Wadi Al Khirr, Western Iraq Memnon hissed softly and sniffed the remains
of his companions. Groztith and Hezbitari had been flying next to him, soaring on the very ethers of this world savoring the panic and the fear. It was like the sweetest nectar to their refined senses. These monkeys were clever little things, they always had been but who would have imagined they would have come so far as to fly themselves in chariots of steel and plastic? Plastic. Memnon snorted in confusion. What was it? It was hard like metal yet he could divine nothing of the earth from it. No metal, no ore. It had no elemental song within itself, it did not sing, it did not even hum. It was a dead thing this plastic that only told him its name and nothing more.
Yet these chariots of steel and plastic had been so very deadly, yes. Unleashing arrows of fire and steel that tore through ethereal flesh with rude abruptness and unerring accuracy his wing mates were overcome. Groztith barely had time to chant its challenge to the once-born. The arrows tore him into this pool of viscera and smoking bone. Memnon groaned slightly as his ruined left shoulder began throbbing again, ephemeral essence gelling and congealing over the gaping wound where his massive leathery wings had been. The chariots had eyes and they were not fooled.
It had taken all of his will to overcome the pain and panic as another human arrow of steel and fire had pinned him between his once proud wings. Hezbitari was dead as well, the leering face plastered against the cracked tree trunk to his left. The rest of the demonic form was sprayed in a smoldering mess splashed among the tree tops and underbrush. “You’re a fool Hezbitari.” Memnon growled as he made it up to his cloven hooves and steadied himself. Above him he still heard the chariots roaring triumphantly as they raced away after having circled over his clearing these last few minutes.

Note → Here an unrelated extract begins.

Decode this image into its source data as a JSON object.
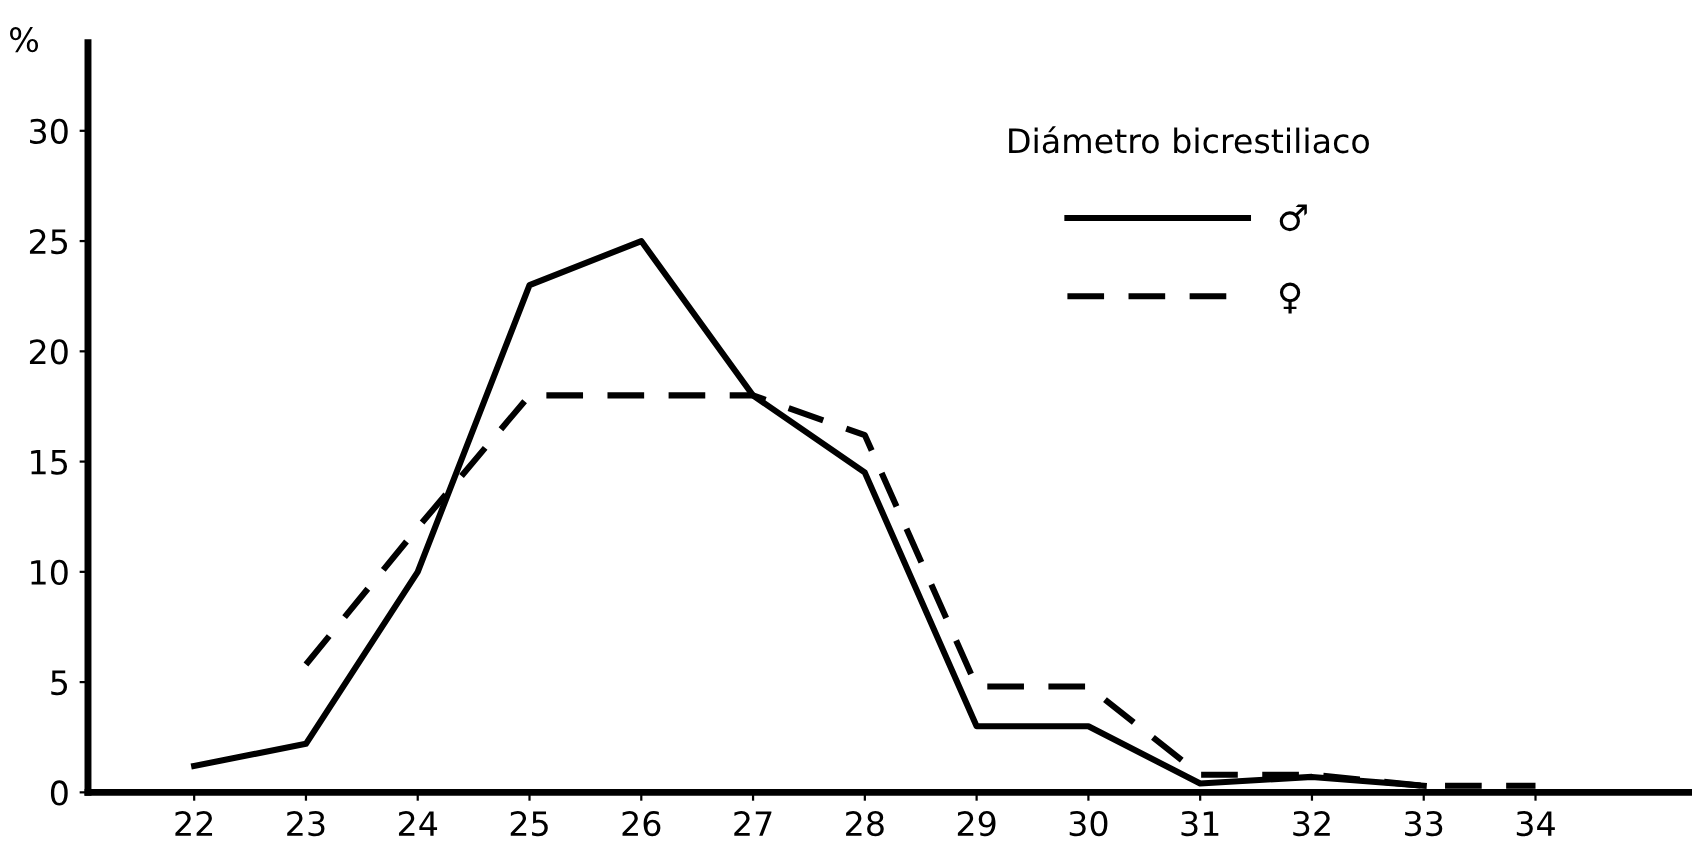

His senses smelled the approaching monkeys before he heard them and he licked his lips. He smelled more plastic and steel and he knew they were armed with weapons that wounded far worse than simple steel swords and spears. It did not matter. Briefly, it was like the old days, he had the advantage. He had their minds before they even knew he was there. These ones were not like the others, the ones whose minds seemed shielded by something he couldn’t explain. These ones, the ones in the long robes, were vulnerable still. He held their minds in his hands and carefully formed the image of himself, transparent, invisible in his own. They would see what he wanted them to and that was nothing. He let loose a deep throaty laugh like some predator from this world’s bygone days. Memnon liked to play with his food. It was time for his pound of flesh.